Drôle, Émouvant, Troublant

Drôle, Émouvant, Troublant
01/08/2014 borisio

Le Lieutenant d’Inishmore: Drôle, émouvant, troublantTout est là : verte colline, moutons, fusil… Symboles incontournables de l’Irlande, mis en valeur par la scénographie minimaliste de Žanko Tomić. Irlande qui, cependant peut être interprétée comme l’hémisphère terrestre, suggérant qu’au niveau d’une métaphore globale, l’histoire que racontent Martin McDonagh et la troupe Yorick n’est pas seulement l’histoire d’un quelconque patelin d’Irlande où la violence fait partie du quotidien, mais une histoire sur le monde dans lequel nous vivons.Et pour commencer: « Le Lieutenant d’Inishmore » du dramaturge contemporain britannique Martin McDonagh, dans une mise en scène de Žanko Tomić est sûrement,– à tous les plans – la réalisation la plus mûre et la plus complète de la troupe de Novi Sad. Il s’agit d’une représentation qui, en effet, possède toutes les qualités originales à la mise en scène de Tomić : engagement, précision du décodage de la proposition, bon travail avec les comédiens, adéquation du rythme et de l’imagination, mais sans digression, théâtralisation. McDonagh, dont l’œuvre dramatique est classée dans l’esthétique « de sang et de sperme » par les théoriciens, parle avec une poétique basée

sur un humour noir qui fait rire, émeut et trouble, de la brutalité de la violence ainsi que de ses victimes absurdes, le plus souvent « collatérales » et de ce fait, encore plus tragiques.
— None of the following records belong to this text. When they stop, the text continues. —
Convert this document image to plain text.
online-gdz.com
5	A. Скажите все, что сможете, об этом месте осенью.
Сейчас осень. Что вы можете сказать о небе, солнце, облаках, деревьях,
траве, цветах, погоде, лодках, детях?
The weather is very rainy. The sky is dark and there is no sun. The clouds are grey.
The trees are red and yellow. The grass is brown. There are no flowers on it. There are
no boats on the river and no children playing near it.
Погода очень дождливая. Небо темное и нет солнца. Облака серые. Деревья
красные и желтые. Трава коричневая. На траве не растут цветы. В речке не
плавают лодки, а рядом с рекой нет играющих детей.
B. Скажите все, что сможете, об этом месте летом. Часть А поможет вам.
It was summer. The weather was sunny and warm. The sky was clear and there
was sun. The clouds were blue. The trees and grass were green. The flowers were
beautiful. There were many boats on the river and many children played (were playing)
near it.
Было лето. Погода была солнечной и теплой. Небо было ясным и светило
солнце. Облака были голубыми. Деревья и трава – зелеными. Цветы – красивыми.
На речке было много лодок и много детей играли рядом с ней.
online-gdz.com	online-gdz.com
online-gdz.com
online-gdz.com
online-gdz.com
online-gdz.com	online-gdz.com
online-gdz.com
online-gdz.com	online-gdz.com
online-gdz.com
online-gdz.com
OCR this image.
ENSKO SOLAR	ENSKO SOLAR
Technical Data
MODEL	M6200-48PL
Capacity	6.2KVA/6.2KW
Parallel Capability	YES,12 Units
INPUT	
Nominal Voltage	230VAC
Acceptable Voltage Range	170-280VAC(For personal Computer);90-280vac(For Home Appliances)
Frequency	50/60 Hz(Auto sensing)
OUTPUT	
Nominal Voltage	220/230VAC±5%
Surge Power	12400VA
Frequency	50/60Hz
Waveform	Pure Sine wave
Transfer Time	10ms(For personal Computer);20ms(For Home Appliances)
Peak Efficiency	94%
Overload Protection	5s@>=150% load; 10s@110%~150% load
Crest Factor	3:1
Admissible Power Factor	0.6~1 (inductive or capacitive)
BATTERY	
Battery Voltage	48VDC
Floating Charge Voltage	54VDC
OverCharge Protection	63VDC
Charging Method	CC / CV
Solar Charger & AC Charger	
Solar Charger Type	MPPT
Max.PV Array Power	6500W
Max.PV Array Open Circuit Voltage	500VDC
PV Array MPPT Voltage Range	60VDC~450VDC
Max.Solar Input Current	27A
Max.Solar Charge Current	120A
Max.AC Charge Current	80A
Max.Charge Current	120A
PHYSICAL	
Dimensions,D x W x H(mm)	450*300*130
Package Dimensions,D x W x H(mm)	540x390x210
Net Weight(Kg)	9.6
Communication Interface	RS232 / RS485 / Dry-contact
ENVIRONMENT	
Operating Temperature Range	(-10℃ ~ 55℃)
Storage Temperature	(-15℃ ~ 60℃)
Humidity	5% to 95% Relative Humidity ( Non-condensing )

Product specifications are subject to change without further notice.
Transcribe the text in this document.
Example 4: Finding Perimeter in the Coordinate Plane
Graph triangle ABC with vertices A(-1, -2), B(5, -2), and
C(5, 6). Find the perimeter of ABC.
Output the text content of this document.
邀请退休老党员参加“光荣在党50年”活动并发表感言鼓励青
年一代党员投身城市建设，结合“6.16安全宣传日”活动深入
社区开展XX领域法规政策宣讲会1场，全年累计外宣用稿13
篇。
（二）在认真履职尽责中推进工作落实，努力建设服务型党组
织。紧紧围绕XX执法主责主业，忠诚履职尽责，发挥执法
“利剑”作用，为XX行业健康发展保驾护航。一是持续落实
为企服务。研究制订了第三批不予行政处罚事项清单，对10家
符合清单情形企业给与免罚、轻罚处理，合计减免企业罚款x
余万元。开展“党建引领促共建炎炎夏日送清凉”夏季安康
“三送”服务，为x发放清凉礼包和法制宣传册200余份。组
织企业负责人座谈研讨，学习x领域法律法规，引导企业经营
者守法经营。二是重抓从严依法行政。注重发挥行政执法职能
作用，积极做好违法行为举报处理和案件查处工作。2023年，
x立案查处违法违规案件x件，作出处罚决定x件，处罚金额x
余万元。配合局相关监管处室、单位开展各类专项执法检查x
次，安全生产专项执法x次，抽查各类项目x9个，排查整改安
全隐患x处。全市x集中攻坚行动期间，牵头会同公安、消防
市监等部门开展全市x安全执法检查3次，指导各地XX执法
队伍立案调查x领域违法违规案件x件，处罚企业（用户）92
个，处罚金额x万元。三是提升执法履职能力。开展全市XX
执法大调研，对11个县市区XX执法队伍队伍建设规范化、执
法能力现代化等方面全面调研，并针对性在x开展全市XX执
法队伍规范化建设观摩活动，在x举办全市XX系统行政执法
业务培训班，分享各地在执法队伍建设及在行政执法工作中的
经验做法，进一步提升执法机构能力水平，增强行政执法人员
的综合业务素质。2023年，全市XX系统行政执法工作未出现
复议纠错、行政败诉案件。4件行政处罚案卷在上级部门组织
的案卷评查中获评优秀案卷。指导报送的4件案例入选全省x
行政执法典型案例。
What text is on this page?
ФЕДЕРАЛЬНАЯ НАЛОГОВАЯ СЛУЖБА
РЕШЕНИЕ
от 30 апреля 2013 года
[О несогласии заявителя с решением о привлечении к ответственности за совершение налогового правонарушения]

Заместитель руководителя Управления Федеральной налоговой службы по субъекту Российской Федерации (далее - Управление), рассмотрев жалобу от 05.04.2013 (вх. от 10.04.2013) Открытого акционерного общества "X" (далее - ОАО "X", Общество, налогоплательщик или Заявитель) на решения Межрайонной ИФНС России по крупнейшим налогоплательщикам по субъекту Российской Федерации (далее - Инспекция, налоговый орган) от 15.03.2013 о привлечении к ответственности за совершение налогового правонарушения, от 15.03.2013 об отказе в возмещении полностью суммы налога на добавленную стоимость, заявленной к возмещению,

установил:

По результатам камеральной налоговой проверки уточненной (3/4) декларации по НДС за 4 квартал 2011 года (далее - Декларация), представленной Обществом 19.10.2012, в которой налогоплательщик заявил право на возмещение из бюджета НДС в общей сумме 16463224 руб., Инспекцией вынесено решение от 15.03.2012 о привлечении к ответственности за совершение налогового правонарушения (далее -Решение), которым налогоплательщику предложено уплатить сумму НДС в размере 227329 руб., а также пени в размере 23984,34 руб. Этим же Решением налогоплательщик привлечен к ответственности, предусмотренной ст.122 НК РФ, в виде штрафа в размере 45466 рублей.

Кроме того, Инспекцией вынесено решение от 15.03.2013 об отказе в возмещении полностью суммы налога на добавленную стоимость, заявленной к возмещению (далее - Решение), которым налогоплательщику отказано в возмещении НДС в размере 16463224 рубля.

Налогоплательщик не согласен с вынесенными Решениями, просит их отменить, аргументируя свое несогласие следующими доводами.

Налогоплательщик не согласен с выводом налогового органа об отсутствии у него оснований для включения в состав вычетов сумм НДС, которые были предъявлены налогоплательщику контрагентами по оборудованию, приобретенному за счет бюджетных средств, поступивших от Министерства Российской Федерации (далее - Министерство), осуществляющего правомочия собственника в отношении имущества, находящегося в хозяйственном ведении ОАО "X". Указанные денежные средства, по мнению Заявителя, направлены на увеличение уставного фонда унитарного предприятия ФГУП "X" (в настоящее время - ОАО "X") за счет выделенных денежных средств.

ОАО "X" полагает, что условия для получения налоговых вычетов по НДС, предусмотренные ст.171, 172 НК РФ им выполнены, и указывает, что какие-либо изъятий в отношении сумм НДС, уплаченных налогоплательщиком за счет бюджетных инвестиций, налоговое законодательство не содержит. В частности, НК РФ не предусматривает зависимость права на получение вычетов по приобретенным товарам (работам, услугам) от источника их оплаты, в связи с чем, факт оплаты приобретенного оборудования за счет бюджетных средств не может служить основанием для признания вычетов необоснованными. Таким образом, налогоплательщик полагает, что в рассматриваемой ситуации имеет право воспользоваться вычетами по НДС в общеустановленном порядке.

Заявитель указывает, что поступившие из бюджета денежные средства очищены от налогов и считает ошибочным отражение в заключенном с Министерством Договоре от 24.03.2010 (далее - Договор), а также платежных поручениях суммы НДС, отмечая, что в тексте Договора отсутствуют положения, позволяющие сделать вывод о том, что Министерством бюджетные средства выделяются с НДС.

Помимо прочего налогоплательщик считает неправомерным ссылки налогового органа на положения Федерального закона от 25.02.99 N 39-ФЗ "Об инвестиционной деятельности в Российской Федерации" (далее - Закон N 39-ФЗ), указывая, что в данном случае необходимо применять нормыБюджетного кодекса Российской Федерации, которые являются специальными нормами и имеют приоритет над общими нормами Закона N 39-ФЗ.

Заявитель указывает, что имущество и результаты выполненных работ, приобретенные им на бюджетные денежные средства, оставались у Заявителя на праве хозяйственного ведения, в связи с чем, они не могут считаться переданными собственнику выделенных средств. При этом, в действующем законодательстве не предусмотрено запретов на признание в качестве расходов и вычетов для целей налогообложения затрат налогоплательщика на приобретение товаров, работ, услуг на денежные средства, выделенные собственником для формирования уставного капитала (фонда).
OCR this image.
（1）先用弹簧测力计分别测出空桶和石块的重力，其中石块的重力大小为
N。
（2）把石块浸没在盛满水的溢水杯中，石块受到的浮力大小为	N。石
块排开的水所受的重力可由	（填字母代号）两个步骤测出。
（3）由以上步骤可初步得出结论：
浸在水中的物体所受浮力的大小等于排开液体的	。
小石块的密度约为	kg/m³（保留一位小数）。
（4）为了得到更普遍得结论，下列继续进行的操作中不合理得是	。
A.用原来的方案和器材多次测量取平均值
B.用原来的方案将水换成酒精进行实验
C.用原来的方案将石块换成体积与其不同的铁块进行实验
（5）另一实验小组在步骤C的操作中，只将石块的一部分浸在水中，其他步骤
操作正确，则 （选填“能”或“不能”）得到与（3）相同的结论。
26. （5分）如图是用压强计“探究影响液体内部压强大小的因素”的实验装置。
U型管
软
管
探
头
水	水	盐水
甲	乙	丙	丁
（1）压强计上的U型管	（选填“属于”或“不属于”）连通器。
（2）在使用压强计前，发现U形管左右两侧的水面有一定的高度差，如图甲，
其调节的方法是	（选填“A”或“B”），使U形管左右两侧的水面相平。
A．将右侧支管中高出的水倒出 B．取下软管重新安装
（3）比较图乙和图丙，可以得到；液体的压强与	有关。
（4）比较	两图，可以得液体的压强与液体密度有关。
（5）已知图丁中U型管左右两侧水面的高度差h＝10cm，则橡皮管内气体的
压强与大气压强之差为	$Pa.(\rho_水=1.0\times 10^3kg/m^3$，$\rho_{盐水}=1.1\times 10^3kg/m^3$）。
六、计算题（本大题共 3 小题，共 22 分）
Dans ce cas concret, l’auteur dirige la pointe de sa critique vers l’hypocrisie sur laquelle reposent les normes « morales » de la civilisation contemporaine et son système de valeurs qui, dans la pratique, s’écarte essentiellement de ce qu’il proclame en théorie, du moins quand il s’agit de la vie humaine.Interprétant le personnage du névrosé autoproclamé « lieutenant d’Inishmore » qui, à la nouvelle de la mort de son chat bien-aimé entreprend tout un enchaînement d’assassinats, Milorad Kapor a réalisé son rôle le plus mûr, le plus complexe et le meilleur jusqu’à maintenant. Padraic est convaincant autant dans les scènes de « folie » que dans celles que nous pourrions qualifier de lyriques (scènes d’amour grossières et tendres à la fois) et que dans celles où, prêt à tuer son propre père, il verse des larmes sincères sur la mort de son chat.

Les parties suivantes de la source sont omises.